Storage is not part of the score because it does not usually determine whether a model fits or how fast tokens generate after the model is loaded.

It still matters for practical capacity. Keep room for model weights, quantized variants, image checkpoints, embeddings, document indexes, and temporary downloads. A small local setup can consume tens of gigabytes quickly; image workflows and multiple model families can push into hundreds of gigabytes.

CPU, RAM, GPU, and VRAM

Local AI performance is usually limited by where the model fits, then by how fast the machine can move data through it.

CPU

The CPU coordinates the workload. It matters for loading models, tokenization, background services, document indexing, and CPU-only inference.

A better CPU helps the whole machine feel responsive, but it will not fix a model that is too large for your GPU VRAM.

System RAM

System RAM holds the operating system, apps, model files while loading, document indexes, and any model layers that spill out of VRAM.

More RAM helps with multitasking and larger local workflows, but RAM is much slower than VRAM for GPU inference.

GPU + VRAM

The GPU does the heavy math. VRAM is the memory attached to the GPU, and it is usually the hard limit for local LLMs and image generation.

If the model fits in VRAM, it is usually much faster. If it does not, performance can fall off quickly.

Part What it helps with What it does not solve
CPU General responsiveness, CPU inference, indexing, orchestration. Making oversized GPU models fit in VRAM.
System RAM Multitasking, loading models, RAG indexes, overflow from VRAM. Replacing VRAM for fast GPU inference.
GPU Fast inference, image generation, parallel AI workloads.

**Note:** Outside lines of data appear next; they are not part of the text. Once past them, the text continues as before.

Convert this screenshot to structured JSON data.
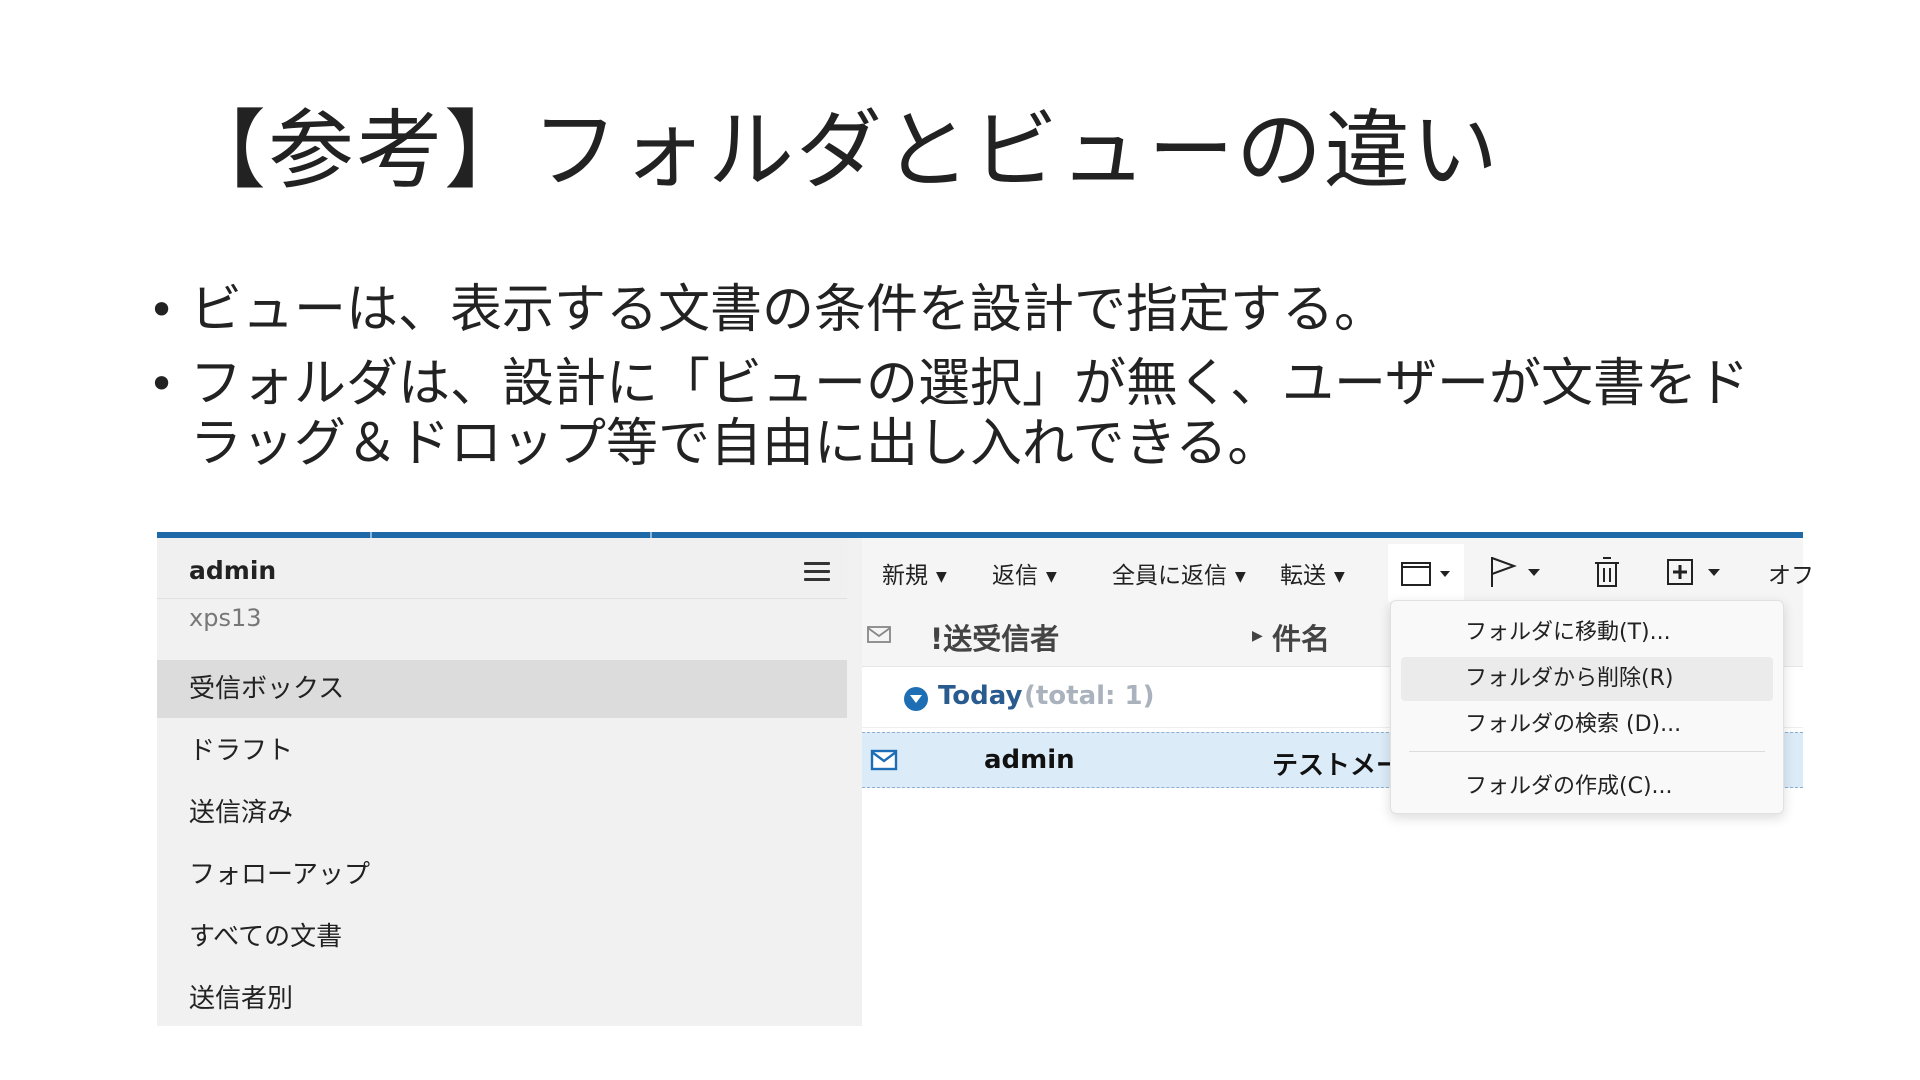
{
  "slide": {
    "title": "【参考】フォルダとビューの違い",
    "bullets": [
      "ビューは、表示する文書の条件を設計で指定する。",
      "フォルダは、設計に「ビューの選択」が無く、ユーザーが文書をドラッグ＆ドロップ等で自由に出し入れできる。"
    ]
  },
  "sidebar": {
    "user": "admin",
    "server": "xps13",
    "items": [
      {
        "label": "受信ボックス"
      },
      {
        "label": "ドラフト"
      },
      {
        "label": "送信済み"
      },
      {
        "label": "フォローアップ"
      },
      {
        "label": "すべての文書"
      },
      {
        "label": "送信者別"
      }
    ]
  },
  "toolbar": {
    "new_label": "新規",
    "reply_label": "返信",
    "reply_all_label": "全員に返信",
    "forward_label": "転送",
    "more_label": "オフ",
    "icons": [
      "folder-icon",
      "flag-icon",
      "trash-icon",
      "add-box-icon"
    ]
  },
  "list": {
    "columns": {
      "from": "!送受信者",
      "subject": "件名"
    },
    "group": {
      "label": "Today",
      "total": "(total: 1)"
    },
    "rows": [
      {
        "from": "admin",
        "subject": "テストメー"
      }
    ]
  },
  "folder_menu": {
    "items": [
      {
        "label": "フォルダに移動(T)..."
      },
      {
        "label": "フォルダから削除(R)"
      },
      {
        "label": "フォルダの検索 (D)..."
      },
      {
        "label": "フォルダの作成(C)..."
      }
    ]
  },
  "colors": {
    "accent": "#1e6aa8",
    "selection": "#dcebf8",
    "group_label": "#2a5b8f"
  }
}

Running larger models if the card lacks enough VRAM.
VRAM Fitting models, context, and image workloads close to the GPU. Fixing weak cooling, power limits, or slow storage.

Related Notes

Methodology and Sources

Plain-English version

  • VRAM decides what fits close to the GPU.
  • Memory bandwidth has a large effect on token speed.
  • Longer context uses more memory through the K/V cache.
  • Quantization trades some quality for lower memory use.
  • Scores are planning estimates, not performance guarantees.

Model fit estimates use a simplified inference VRAM formula: quantized model weights plus K/V cache plus runtime overhead. The model-weight and K/V cache structure follows Wei Ming Thor's ApX Machine Learning guide to calculating LLM VRAM requirements.

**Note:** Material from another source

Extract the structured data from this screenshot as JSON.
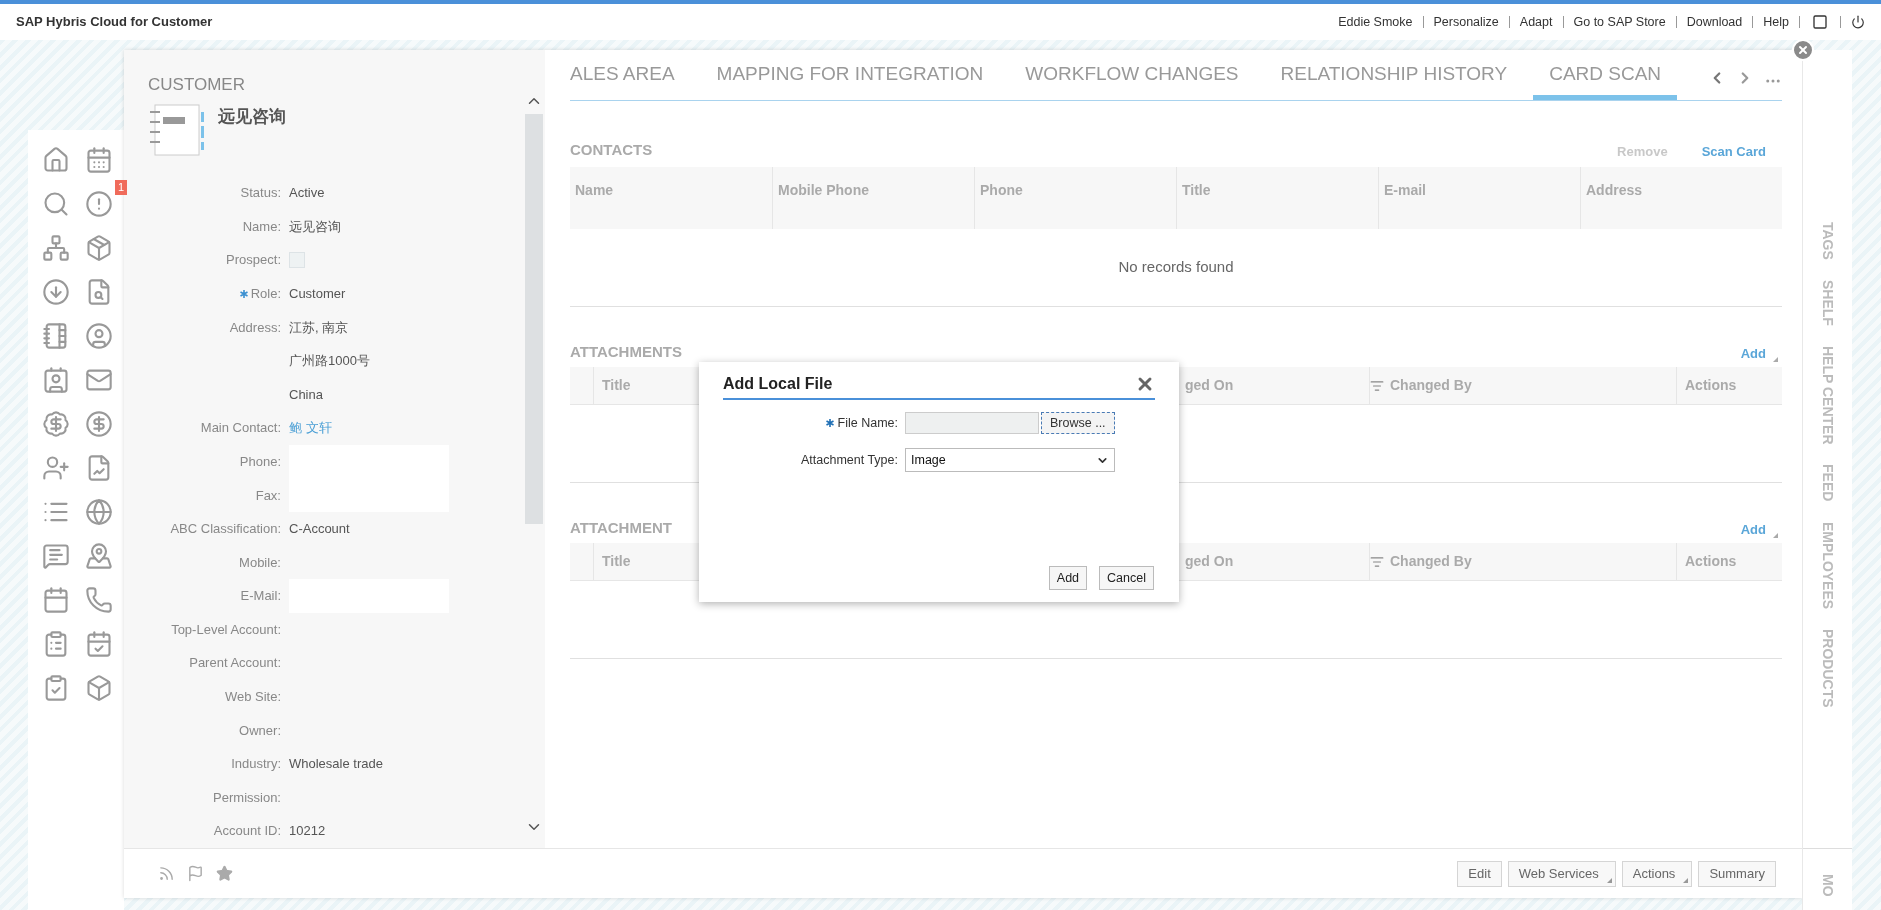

K/V cache estimates use model architecture metadata from Hugging Face when available: layers, K/V heads, head dimension, context length, and cache bytes per element. The K/V quantization choices are also checked against Sam McLeod's Ollama K/V cache quantization notes. Treat the result as a planning heuristic because exact usage varies by backend, batching, memory fragmentation, and model implementation.

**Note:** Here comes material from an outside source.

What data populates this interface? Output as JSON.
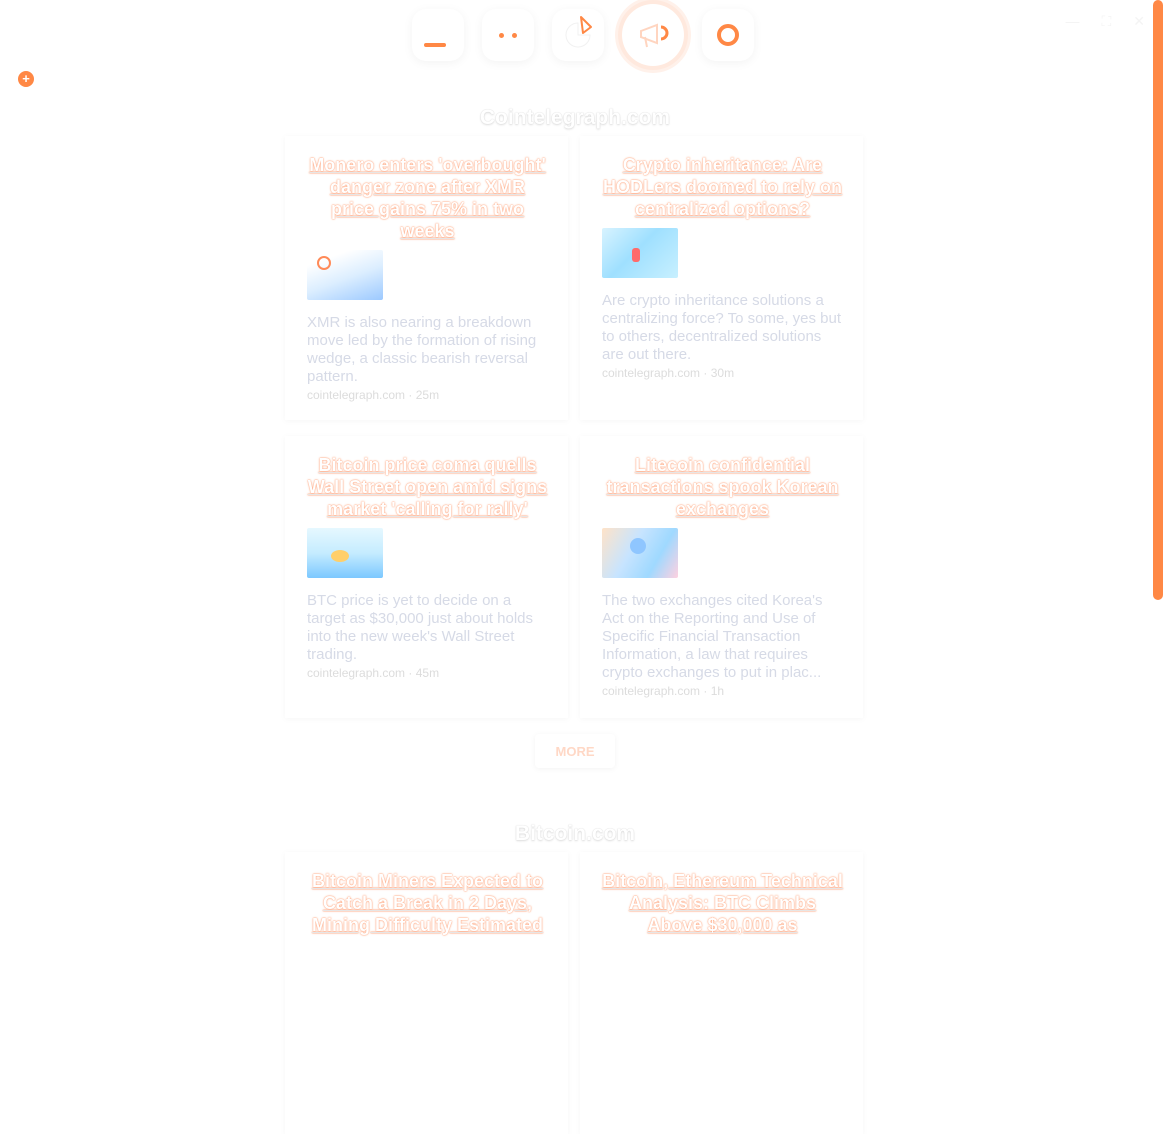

Model recommendations are ranked by a heuristic rating that combines model fit, estimated speed against the selected input and output TPS targets, context support, quantization penalty, and model quality. Model quality uses task-specific benchmark values when they are present: LiveBench Coding for coding agents and tool use, LiveBench Reasoning for RAG, UGI NatInt for chat, and UGI Writing for creative writing and roleplay. Curated model scores come from the public LiveBench release CSVs and the UGI leaderboard CSV, with LiveBench category scores averaged across the relevant task columns. Models without benchmark values fall back to a size-based quality estimate using the natural log of effective parameter count. For the Coding Agent goal, the ranking also favors models that are more likely to work well with agentic coding tools such as OpenCode, Claude, and Codex. MoE models can include separate total and active parameter counts: total parameters drive memory fit, while active parameters influence generation speed, and the geometric mean of total and active parameters is used for size-based quality fallback scoring. For a plain-English overview of that Dense versus MoE tradeoff, see Maximilian Schwarzmuller's Mixture of Experts versus Dense LLMs explainer.